Sonra gerinme hareketlerimi yaparım. Youtube’da uzun zamandır kullanmadığım ama büyünce (!) ilgilenmeyi düşündüğüm bir kanalım var. Orada sabah sporumu anlatıyorum. Bir de “Küçük Ebruli Enerji Kitabı”nın videosu var. Üç çok basit hareket var ki 19 konuya birden iyi geliyor. Yani kendimize ayıracağımız bazen bir dakika, bazen beş dakika hem sağlıklı yaş almamızı sağlıyor hem de hayatımızı güzelleştiriyor. Tüm bunları hem sağlıklı yaş almak hem de çocuklarım için yapıyorum. Çocuklarıma bu dünyada verebileceğim en büyük armağan kendime iyi bakmak. Benimle uğraşmak zorunda kalmasınlar… Kimse kalmasın.

İnsanın doğasında hiç hastalık yokmuş biliyor musun? Doğduğumuz günden sonsuza gidene kadar hiç hastalanmadan yaşayabiliyormuşuz. Bilim bu süreyi 130 sene olarak açıklıyor. Yani sağlıklı olmak normal, hasta olmak anormal… Bazı genlerin dışında. Ama müjde!!! Yaşam biçimimizi, düşünce biçimimizi değiştirdiğimizde genlerimizi bile değiştirebileceğimiz konuşuluyor. Epigenetik bilimi bununla ilgileniyor.

O zaman neden bu kadar çok hasta ve hastalık var?

Bütün hastalıkların kökeni duygu ve düşüncelerin bedene yansıması… Boğazımız ile ilgili hastalıklar ifade etmek istediğimiz ama edemediklerimiz, gurur, değişime direnç. Bel rahatsızlıkları fazlaca başkalarının yükünü yüklenmek, korku ve endişe.

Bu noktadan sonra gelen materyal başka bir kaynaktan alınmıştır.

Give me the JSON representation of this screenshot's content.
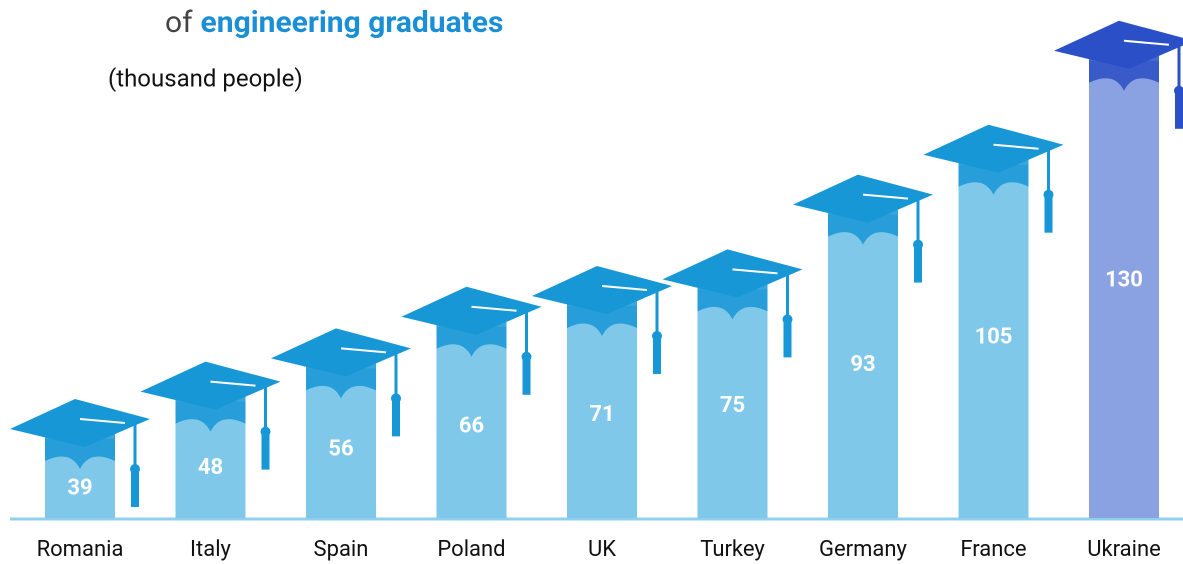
{
  "chart_data": {
    "type": "bar",
    "title": [
      "of",
      "engineering graduates"
    ],
    "subtitle": "(thousand people)",
    "categories": [
      "Romania",
      "Italy",
      "Spain",
      "Poland",
      "UK",
      "Turkey",
      "Germany",
      "France",
      "Ukraine"
    ],
    "values": [
      39,
      48,
      56,
      66,
      71,
      75,
      93,
      105,
      130
    ],
    "colors": [
      "#7fc8ea",
      "#7fc8ea",
      "#7fc8ea",
      "#7fc8ea",
      "#7fc8ea",
      "#7fc8ea",
      "#7fc8ea",
      "#7fc8ea",
      "#8aa2e2"
    ],
    "cap_colors": [
      "#1797d6",
      "#1797d6",
      "#1797d6",
      "#1797d6",
      "#1797d6",
      "#1797d6",
      "#1797d6",
      "#1797d6",
      "#2a4fc6"
    ],
    "ylim": [
      20,
      135
    ]
  }
}
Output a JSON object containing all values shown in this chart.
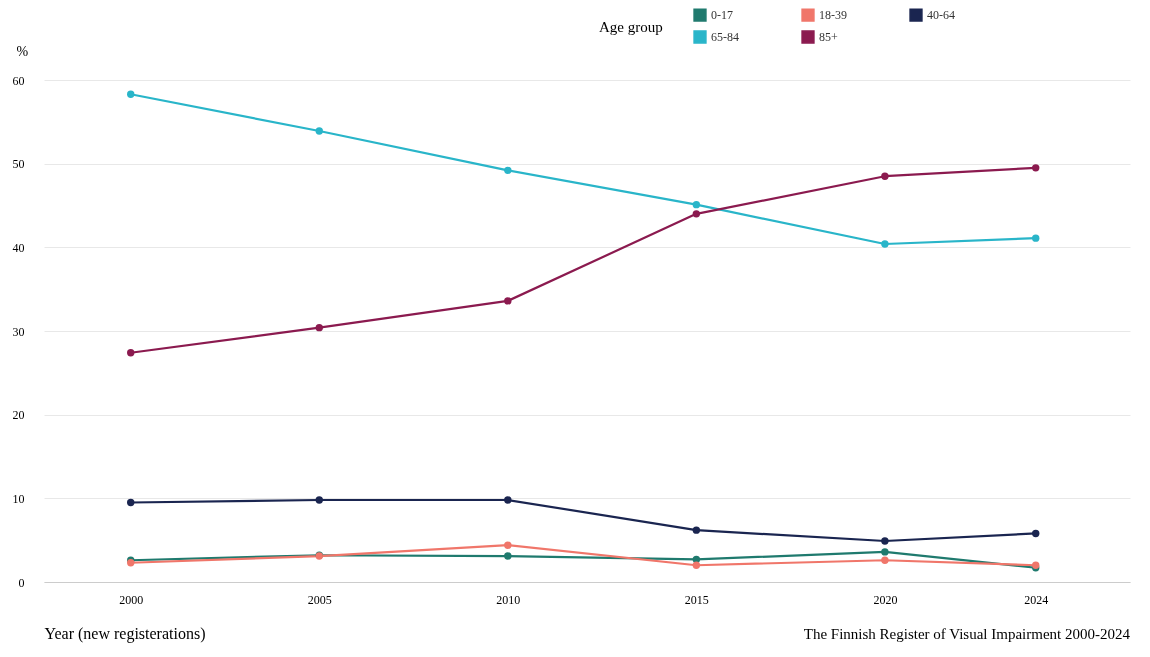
{
  "chart_data": {
    "type": "line",
    "ylabel": "%",
    "xlabel": "Year (new registerations)",
    "legend_title": "Age group",
    "legend": "top right",
    "grid": "y",
    "marker": "circle",
    "line_style": "solid",
    "x": [
      2000,
      2005,
      2010,
      2015,
      2020,
      2024
    ],
    "xlim": [
      1997.7,
      2026.5
    ],
    "xticks": [
      2000,
      2005,
      2010,
      2015,
      2020,
      2024
    ],
    "ylim": [
      0,
      60
    ],
    "yticks": [
      0,
      10,
      20,
      30,
      40,
      50,
      60
    ],
    "series": [
      {
        "name": "0-17",
        "color": "#1f7a6e",
        "values": [
          2.6,
          3.2,
          3.1,
          2.7,
          3.6,
          1.7
        ]
      },
      {
        "name": "18-39",
        "color": "#f0766a",
        "values": [
          2.3,
          3.1,
          4.4,
          2.0,
          2.6,
          2.0
        ]
      },
      {
        "name": "40-64",
        "color": "#1a2550",
        "values": [
          9.5,
          9.8,
          9.8,
          6.2,
          4.9,
          5.8
        ]
      },
      {
        "name": "65-84",
        "color": "#29b5c9",
        "values": [
          58.3,
          53.9,
          49.2,
          45.1,
          40.4,
          41.1
        ]
      },
      {
        "name": "85+",
        "color": "#8b1a4f",
        "values": [
          27.4,
          30.4,
          33.6,
          44.0,
          48.5,
          49.5
        ]
      }
    ],
    "annotations": [
      "The Finnish Register of Visual Impairment 2000-2024"
    ]
  }
}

Mide rahatsızlıkları hazmedemediğimiz olaylar ve takıntılar… Onun için kinimiz, nefretimiz, korkularımız, kendimize acımamız, sevgisizliğimiz, egzersiz yapmamamız, kendimize bakmamamız… Bu gibi nedenlerle kendimizi şahane bir şekilde hasta ediyoruz, sonra da soruyoruz: “Neden ben?” Ben de diyorum ki? “Neden sen değil?” Yaşamımız yaptığımız tercihlerin bir toplamıdır. Eski düşünce kalıpları ile yeni bir hayat yaratamayız.

Bir de çöp kamyonu hikayesi var, oyunda çok ilgi çeken bir bölüm…

Hayatta her şey bizim için. Önemli olan bizim onlara bakış açımız. Çöp Kamyonu Kanunu’ndaki gibi… Seçim bizim. Bizim değilmiş gibi görünüyor ama gerçekten seçimler bize ait. Fakat bilinçaltımızda inanılmaz kodlamalar var. Bilinçaltı o kadar önemli ki. Buzdağının suyun altındaki kısmı…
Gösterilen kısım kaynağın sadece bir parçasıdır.